Muhammad Sama’an director of the Front’s organizational center say, “the manual vote recount and later the Federal Court’s approval of the results has sparked fears among the Turkman and Arab components of Kirkuk from the upcoming provincial elections planned for the end of this year”

He emphasized that they will not allow such elections to be held “unless the Kirkuk Elections Commission is restructured, the integrity of the process is guaranteed and article 23 of the constitution regarding the distribution of administrative posts in Kirkuk province is implemented”.

Although the provincial elections is scheduled for 22 December, 2018, it is not clear if the process will be held in Kirkuk.

 

Ramla Hamid, member of the Kirkuk provincial council said, “the Federal Court’s approval of a rigged election and the manual recount for only a few ballot boxes have made voters, especially the Arab voter, look with fear and suspicion to the voting process”.

She believes that the outcomes of the recent parliamentary elections will affect the voter turnout in the upcoming provincial elections.

 

Mahmoud Zeidan, member of the Arab Political Council in Kirkuktold (Kirkuk Now) that the work of the Kirkuk Elections Commission is now suspended; therefor the Arab Council calls for reassessment of the commission’s performance to ensure integrity for the upcoming elections”.

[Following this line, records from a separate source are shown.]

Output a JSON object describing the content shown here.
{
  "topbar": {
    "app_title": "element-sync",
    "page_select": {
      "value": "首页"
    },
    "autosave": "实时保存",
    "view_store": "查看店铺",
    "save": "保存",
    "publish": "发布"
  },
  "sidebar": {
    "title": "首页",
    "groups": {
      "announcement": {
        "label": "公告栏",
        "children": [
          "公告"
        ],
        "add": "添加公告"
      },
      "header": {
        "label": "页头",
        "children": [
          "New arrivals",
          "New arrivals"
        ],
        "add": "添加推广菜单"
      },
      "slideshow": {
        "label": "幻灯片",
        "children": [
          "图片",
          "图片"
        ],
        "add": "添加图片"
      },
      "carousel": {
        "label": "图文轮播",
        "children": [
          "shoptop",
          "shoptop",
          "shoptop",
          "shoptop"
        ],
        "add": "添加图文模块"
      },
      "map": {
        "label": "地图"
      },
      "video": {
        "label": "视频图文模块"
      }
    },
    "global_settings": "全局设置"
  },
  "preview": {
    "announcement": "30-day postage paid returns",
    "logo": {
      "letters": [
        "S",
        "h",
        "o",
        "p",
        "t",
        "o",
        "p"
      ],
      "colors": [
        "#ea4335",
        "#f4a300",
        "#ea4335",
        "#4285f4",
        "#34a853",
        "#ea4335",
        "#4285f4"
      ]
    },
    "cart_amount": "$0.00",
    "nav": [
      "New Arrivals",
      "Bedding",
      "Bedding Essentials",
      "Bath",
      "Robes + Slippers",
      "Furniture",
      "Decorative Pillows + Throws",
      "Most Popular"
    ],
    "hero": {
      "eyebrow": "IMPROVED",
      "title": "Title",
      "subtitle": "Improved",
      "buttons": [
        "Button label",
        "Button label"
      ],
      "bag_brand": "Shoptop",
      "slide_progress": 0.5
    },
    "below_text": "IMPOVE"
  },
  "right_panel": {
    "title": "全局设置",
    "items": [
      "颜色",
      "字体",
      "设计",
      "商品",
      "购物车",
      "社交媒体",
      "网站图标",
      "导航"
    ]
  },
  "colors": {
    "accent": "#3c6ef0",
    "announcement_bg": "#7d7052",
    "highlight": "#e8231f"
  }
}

“Boycotting the provincial elections would be an option for the Arab Council, if its demands were not met”, he said.

 

Meanwhile,  Muhammad Kamal, head of the Fraternal List in the Kirkuk provincial Council said it was possible that the elections would be postponed due to the current political deadlock in Iraq and the delay of the new parliament’s sessions”.

Kamal who is also a Kurdistan Democratic Party (KDP) member says, “the KDP considers Kirkuk an occupied territory and it will not participate in the elections if the situations stays as it is now”.

The Patriotic Union of Kurdistan has a different say in the matter.

Jamal Shukur, an Iraqi MP on the PUK list says, “Elections will be held on time in all Iraqi provinces, including Kirkuk”. He also reaffirmed that the PUK is determined to participate in the provincial elections.

 

Kurdish political parties in their September 11, 2018 meeting in Qarahanjir, Kirkuk, failed to reach an agreement to re-activate the Kirkuk provincial council, which is boycotted by KDP council members.

However they stressed that the Kurds should participate with a united list.

The most recent provincial council elections in Iraq were held in 2013, but ongoing disputes between the different components of Kirkuk over a range of issues including the electoral roll and the normalization of the situation in the province has delayed the elections there since 2005.